Именно такого рода событиями, оказавшими громадное влияние на политическое реноме Хуана Доминго Перона, следует считать как битву под Курском, так и блистательную Берлинскую операцию маршала Жукова.

Чтобы это утверждение не было голословным, необходимо оперировать фактами.

(Они — отнюдь не прямые, но косвенные — появились в Аргентине после свержения военной хунты и прихода к власти демократического правительства, разрешившего публикацию ряда документов и брошюр, которые ранее были запрещены к печати).

…Что наложило главный отпечаток на личность Хуана Перона?

Видимо, то, что он появился на свет в маленьком селении Лобос, в ста километрах к юго-востоку от столицы, как «натуральный ребенок», то есть незаконнорожденный. Клеймо «ихо натураль» в стране клерикалов было в глазах маленькой деревни позорным, тем более что мать его была «сельская девушка» — креолка с сильной примесью индейской крови. Впрочем, дед, Томас Перон, известный врач, был одно время членом Национальной комиссии здравоохранения, сенатором, личностью достаточно популярной в стране, но умер он за шесть лет до рождения внука, ставшего не просто Пероном, но создателем одной из самых мощных — и поныне — политических партий в Аргентине.

Сын выдающегося доктора и был отцом Хуана Доминго, но отцом, как говорят здесь, незаконным.

Именно поэтому мальчик сызмальства нарабатывал в себе силу, чтобы отомстить обидчикам, дразнившим его унизительным прозвищем «натураль». Там, в Лобосе, он начал вместе с пеонами, в поле, во время выпаса табунов, пить матэ и воображать себя членом бандитской шайки легендарного силача и защитника бедняков Хуана Морейры — некоего аргентинского Робин Гуда.

Когда семья переселилась в Патагонию, на легендарную Огненную землю, никто уже не бросал обидное слово в лицо мальчика — он был достаточно силен, умел за себя постоять. Оттуда он отправился в столицу, и в девятьсот одиннадцатом году, когда ему исполнилось шестнадцать, надел форму кадета.
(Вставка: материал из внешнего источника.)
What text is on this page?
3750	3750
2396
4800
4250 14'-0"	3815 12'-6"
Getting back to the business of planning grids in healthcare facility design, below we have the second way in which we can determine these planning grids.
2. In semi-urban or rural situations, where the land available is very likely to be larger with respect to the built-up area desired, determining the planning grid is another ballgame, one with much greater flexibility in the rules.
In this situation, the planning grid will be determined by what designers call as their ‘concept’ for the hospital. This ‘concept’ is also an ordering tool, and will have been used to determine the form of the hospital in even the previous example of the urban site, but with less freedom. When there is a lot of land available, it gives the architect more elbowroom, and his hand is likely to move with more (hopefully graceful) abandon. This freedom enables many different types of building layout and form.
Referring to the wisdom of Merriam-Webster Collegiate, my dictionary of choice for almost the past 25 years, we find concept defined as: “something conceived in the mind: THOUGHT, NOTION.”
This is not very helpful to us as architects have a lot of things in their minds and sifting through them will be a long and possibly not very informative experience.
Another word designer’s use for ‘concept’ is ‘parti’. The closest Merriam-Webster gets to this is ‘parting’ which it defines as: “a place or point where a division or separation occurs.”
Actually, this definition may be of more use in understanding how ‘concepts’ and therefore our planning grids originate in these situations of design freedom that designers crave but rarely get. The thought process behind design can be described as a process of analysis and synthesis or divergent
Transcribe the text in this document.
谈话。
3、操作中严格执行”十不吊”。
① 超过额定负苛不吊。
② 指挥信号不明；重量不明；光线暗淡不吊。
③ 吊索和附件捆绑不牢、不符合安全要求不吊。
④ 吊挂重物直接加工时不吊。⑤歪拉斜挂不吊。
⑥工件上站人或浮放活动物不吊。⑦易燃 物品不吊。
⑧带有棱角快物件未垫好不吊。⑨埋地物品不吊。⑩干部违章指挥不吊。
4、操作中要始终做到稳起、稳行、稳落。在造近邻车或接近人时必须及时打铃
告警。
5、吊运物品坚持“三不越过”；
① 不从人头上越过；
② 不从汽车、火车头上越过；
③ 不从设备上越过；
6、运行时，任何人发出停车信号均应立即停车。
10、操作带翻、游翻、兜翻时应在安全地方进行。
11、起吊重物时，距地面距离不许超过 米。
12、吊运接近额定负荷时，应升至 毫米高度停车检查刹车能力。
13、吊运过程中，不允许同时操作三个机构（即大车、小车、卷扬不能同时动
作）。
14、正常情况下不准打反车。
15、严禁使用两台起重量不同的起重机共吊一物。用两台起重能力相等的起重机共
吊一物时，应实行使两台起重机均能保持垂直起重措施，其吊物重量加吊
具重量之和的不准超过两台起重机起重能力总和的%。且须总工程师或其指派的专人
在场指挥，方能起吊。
Как и в других странах юга континента, ведущие преподаватели военных училищ были немцами; изучал немецкую военную доктрину; преподаватели — ненавязчиво, исподволь — прививали ученикам немецкий стиль, причем проявлялся он во всем: и в отношении друг к другу («Моя честь — это моя верность»), и в манере поведения на улицах («Я — профессионал, я — человек армии, меня не интересует толпа, я служу только правительству»), и в отношении к самому себе («Я есть сила»).

Получив отличные оценки по тем предметам, которые были связаны с физической подготовкой, тактикой рукопашного боя и умением преодолевать неприступные горные преграды, и хорошие — по стратегии и военной истории, Перон был определен в пехоту; сказалось, конечно же, проклятие «ихо натураль»; большинство выпускников были приписаны к кавалерии, самому престижному подразделению армии; «незаконного» загнали на пограничную Парану. За два года службы он исходил здешнюю сельву и горы — от Санта-Фе до Игуасу и получил аттестацию: «великолепный инструктор-альпинист».